Folklore e razzismo padano

Non è stata la solita manifestazione leghista con salamelle padane, buon vino delle valli e qualche parola di troppo. Per Bossi e quelli che lo lasciano fare la manifestazione di Lodi è l'inizio di una strategia "cattolica" che fa leva su identità, valori e religione tradizionali.

Domenica 15 ottobre, mentre mezza Italia cercava scampo alle piogge torrenziali, gli attivisti della Lega nord convenuti a Lodi hanno trovato il tempo di inscenare una manifestazione contro la costruzione di una moschea nella loro città. Dal folklore al razzismo il passo è stato breve. Il silenzio di Forza Italia e qualche presenza di troppo.

Volevano protestare contro la concessione di un terreno comunale per la costruzione della moschea e lo hanno fatto con i gazebo padani, le stelle alpine e i canti di montagna; nonostante il vescovo locale non avesse autorizzato nessun sacerdote della sua diocesi, i leghisti convenuti a Lodi sono anche riusciti a trovare un prete, tale don Mario, disposto a dir messa. Le cronache non ci dicono il cognome di questo prelato che ha preferito restare anonimo.
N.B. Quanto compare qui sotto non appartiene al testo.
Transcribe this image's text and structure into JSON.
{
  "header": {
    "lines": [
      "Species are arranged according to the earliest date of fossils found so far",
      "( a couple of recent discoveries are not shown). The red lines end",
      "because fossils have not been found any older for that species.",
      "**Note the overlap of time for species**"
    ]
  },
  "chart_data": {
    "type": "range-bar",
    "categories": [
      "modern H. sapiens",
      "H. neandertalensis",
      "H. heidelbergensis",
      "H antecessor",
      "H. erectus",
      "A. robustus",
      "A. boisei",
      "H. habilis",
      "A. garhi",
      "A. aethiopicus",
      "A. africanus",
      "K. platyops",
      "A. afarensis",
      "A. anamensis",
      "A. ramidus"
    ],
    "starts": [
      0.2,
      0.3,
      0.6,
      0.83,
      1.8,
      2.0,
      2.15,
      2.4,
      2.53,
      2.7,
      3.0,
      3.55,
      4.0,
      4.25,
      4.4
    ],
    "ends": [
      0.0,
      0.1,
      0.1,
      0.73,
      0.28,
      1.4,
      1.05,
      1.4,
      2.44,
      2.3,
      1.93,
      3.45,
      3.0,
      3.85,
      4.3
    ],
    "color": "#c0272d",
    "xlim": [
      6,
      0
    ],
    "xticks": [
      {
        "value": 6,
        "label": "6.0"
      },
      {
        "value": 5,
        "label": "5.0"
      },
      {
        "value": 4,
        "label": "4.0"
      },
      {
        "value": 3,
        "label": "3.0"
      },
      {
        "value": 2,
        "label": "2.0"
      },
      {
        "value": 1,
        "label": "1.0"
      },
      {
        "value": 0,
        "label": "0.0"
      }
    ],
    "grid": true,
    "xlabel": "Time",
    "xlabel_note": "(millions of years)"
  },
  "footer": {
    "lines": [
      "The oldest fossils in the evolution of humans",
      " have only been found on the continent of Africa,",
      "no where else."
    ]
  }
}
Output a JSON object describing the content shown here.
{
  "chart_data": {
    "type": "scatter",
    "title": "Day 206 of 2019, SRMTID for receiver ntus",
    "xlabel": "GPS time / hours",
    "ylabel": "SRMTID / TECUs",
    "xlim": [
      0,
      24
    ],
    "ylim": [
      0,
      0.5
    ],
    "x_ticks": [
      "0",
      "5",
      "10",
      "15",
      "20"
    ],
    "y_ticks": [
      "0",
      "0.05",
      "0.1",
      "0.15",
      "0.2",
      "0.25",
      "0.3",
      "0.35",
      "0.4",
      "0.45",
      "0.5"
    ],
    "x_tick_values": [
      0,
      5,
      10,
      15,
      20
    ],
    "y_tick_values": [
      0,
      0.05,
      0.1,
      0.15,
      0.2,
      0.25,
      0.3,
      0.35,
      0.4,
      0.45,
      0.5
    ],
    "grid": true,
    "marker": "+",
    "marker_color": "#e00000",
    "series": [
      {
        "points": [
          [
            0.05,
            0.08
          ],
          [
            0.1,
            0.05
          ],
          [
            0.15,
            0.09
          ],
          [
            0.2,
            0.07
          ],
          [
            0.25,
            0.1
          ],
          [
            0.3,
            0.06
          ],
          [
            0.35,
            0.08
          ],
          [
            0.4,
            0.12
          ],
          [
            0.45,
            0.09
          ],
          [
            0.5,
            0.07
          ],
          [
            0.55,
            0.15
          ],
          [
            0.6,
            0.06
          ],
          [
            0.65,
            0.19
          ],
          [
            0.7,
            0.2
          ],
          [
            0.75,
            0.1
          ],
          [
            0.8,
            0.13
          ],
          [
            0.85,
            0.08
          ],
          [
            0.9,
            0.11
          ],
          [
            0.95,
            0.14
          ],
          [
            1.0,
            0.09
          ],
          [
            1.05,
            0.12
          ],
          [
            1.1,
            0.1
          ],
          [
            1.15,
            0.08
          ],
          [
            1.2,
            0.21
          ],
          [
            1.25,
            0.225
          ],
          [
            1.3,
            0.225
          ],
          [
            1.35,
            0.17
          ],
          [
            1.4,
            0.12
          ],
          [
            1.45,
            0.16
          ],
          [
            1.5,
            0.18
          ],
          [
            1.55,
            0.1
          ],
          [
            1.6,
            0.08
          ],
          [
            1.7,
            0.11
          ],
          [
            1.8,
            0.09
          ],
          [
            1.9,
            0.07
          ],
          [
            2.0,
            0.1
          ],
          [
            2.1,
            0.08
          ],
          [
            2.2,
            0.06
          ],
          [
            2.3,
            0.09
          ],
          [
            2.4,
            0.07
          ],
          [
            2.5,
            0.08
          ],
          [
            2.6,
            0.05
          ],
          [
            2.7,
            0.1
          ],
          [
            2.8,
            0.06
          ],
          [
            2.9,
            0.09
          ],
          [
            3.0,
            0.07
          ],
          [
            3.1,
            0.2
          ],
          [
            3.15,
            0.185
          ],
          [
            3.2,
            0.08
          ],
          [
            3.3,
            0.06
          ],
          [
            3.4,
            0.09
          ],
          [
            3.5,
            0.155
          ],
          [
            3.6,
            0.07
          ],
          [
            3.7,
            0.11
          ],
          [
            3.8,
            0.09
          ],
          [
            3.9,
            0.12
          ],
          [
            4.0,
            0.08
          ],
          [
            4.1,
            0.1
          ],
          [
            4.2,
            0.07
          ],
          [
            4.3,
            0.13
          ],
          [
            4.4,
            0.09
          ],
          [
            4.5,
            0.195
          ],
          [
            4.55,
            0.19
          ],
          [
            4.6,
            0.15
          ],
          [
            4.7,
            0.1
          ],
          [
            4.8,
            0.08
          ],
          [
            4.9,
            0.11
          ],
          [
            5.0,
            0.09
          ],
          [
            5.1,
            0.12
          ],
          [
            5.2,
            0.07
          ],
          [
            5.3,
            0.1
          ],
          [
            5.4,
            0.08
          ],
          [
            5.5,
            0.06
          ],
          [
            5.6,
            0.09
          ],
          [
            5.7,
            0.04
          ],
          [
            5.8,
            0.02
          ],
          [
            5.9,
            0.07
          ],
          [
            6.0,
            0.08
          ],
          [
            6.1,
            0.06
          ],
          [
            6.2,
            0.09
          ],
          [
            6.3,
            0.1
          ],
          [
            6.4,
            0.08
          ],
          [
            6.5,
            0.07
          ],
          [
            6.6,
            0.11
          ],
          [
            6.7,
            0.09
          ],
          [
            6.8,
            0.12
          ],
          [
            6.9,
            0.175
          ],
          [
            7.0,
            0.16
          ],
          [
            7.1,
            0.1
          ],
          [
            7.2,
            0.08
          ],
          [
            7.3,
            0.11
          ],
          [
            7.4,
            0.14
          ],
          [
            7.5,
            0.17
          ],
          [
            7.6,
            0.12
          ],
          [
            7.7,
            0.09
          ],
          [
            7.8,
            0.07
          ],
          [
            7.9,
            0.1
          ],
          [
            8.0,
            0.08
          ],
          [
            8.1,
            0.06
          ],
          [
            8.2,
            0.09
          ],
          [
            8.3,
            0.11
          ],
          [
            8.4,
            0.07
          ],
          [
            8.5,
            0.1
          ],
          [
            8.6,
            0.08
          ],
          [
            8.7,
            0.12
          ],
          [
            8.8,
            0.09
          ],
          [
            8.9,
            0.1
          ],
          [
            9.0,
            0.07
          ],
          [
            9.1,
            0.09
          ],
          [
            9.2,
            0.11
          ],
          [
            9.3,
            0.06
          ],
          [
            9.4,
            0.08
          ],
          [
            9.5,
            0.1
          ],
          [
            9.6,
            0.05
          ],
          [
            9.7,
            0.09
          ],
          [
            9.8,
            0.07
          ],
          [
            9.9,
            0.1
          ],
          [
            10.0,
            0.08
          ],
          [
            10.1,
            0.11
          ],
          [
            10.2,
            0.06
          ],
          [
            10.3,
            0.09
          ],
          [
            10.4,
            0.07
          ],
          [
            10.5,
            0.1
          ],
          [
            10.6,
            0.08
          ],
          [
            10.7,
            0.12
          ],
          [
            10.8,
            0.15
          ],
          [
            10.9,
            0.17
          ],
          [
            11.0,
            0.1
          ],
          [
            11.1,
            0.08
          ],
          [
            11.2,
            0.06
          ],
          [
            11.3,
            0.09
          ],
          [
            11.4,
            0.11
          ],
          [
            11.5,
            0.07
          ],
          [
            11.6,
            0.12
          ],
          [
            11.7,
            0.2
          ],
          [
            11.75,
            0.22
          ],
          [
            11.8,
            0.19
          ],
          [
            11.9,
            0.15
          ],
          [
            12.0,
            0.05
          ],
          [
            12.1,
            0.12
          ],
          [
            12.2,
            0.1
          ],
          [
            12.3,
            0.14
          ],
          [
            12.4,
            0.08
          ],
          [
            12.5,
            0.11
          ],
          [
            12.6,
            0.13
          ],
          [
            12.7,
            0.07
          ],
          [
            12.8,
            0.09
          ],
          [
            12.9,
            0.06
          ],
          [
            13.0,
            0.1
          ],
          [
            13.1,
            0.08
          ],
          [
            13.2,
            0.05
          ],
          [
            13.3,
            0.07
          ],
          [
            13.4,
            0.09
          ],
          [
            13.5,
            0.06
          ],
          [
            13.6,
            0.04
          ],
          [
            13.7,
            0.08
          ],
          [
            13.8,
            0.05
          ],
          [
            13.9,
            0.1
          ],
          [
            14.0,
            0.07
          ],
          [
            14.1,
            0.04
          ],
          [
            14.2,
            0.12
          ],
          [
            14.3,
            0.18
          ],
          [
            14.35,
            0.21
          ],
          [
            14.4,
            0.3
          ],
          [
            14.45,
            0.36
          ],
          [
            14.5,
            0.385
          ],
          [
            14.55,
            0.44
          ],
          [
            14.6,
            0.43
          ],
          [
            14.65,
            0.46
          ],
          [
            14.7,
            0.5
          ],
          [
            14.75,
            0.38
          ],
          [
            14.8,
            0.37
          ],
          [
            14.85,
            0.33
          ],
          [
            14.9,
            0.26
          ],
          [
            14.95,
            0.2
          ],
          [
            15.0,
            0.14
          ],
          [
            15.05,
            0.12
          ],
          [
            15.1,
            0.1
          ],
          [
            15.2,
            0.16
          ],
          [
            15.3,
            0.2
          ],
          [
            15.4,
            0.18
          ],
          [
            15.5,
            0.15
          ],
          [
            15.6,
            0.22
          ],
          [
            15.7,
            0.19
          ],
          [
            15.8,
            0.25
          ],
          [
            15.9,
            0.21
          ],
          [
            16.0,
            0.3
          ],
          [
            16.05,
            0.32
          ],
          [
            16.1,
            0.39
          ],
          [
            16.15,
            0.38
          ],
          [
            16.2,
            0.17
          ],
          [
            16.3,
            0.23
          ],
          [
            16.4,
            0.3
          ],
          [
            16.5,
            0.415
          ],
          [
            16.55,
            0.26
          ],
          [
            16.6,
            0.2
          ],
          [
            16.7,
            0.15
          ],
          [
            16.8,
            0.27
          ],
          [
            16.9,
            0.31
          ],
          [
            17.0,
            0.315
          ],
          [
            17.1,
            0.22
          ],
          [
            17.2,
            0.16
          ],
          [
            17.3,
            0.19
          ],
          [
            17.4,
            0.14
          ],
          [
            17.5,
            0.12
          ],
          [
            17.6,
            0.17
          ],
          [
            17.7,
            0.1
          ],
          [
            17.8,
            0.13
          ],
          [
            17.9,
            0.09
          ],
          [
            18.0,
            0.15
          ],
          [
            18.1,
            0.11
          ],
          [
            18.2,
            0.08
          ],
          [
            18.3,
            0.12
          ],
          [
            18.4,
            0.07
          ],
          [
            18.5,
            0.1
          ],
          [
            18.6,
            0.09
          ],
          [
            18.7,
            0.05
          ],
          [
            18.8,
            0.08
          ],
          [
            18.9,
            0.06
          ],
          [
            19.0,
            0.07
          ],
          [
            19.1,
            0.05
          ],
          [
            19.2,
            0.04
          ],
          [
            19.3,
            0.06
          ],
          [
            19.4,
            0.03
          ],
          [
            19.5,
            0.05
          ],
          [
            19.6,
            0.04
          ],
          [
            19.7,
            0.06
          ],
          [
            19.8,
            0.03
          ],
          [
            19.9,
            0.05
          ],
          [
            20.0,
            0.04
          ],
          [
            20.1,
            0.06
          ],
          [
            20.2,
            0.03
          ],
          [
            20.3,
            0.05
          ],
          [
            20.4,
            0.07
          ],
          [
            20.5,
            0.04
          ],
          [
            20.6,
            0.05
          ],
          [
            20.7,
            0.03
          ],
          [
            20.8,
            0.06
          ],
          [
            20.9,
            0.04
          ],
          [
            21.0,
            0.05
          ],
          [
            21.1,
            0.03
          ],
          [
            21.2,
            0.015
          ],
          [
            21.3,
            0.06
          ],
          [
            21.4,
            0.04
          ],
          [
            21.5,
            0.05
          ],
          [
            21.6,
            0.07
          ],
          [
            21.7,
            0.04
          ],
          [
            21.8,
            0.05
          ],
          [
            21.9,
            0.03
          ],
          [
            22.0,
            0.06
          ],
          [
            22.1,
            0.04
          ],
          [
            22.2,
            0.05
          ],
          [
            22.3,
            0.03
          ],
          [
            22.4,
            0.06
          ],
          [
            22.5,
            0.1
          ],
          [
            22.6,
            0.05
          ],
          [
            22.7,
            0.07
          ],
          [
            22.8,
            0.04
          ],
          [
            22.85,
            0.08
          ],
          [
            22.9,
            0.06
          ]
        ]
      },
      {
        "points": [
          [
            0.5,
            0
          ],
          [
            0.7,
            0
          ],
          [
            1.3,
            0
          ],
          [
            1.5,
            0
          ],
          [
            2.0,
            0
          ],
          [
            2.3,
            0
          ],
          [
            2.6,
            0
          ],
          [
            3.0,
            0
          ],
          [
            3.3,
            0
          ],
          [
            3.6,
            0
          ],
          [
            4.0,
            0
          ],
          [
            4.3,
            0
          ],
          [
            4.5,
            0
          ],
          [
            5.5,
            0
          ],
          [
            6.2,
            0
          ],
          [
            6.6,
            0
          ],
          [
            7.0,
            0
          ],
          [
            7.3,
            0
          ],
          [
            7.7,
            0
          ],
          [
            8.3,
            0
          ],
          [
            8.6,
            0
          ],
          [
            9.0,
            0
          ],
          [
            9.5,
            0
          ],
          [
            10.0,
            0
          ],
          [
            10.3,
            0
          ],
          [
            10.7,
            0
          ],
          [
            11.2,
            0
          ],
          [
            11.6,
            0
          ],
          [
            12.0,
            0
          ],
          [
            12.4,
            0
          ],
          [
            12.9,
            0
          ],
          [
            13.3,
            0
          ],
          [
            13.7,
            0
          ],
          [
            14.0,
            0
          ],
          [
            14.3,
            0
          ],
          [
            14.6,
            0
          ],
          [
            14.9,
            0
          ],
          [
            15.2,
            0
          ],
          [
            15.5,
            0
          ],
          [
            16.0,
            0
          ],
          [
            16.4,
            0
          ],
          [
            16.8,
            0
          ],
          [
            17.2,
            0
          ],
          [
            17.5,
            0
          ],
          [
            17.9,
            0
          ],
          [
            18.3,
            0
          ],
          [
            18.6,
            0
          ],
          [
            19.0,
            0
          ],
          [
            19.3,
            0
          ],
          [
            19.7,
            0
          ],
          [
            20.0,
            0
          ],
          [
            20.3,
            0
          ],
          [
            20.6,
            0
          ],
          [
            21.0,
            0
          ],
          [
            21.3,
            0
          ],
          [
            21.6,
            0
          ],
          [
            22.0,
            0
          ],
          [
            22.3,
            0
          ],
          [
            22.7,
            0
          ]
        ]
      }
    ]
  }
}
Chissà, magari qualche dubbio è venuto pure a lui. Riserve teologiche a parte, può un sistema democratico accettare che una forza politica che si candida al governo del paese promuova manifestazioni in cui si grida "no ai musulmani e ai musulpiedi"? O "Né Mosca né moschee non abbiamo bisogno di insetti" o "Chi non salta musulmano è" e così via. Folklore, dirà qualcuno. Mica tanto, se Fini e Casini il giorno dopo hanno sentito il bisogno di prendere le distanze dai loro esuberanti alleati e di riaffermare il principio costituzionale della libertà di culto. Ma se loro hanno parlato, altri hanno a lungo taciuto: Berlusconi, e soprattutto il deputato di Forza Italia eletto in quel collegio padano, Umberto Giovine. Attenzione, non è un deputato qualsiasi: il nostro, infatti, ama convocare nelle sale del parlamento dei "convivi spirituali" cui invita esponenti delle varie fedi, musulmani compresi. Ed allora, onorevole Giovine, com'è che a Roma indossa il blazer blu dell'uomo del dialogo e della libertà religiosa e a Lodi si butta addosso la casacca verde degli insulti blasfemi e pure illegali? Noi siamo infatti convinti che a Lodi si sia consumato un reato di razzismo e di lesione della tutela che lo stato deve a tutte le confessioni religiose; ne siamo così convinti da sperare nell'intervento di qualche magistrato attento al rispetto della legge Mancino.

Apprendiamo dalle cronache che i dimostranti hanno proceduto a concimare "con piscio di porco" il terreno sul quale dovrebbe sorgere la moschea. Bravi, proprio divertenti: in questa Casa delle libertà sulla quale sventolano le bandiere dei valori liberali c'è davvero posto per tutti. Ma proprio tutti.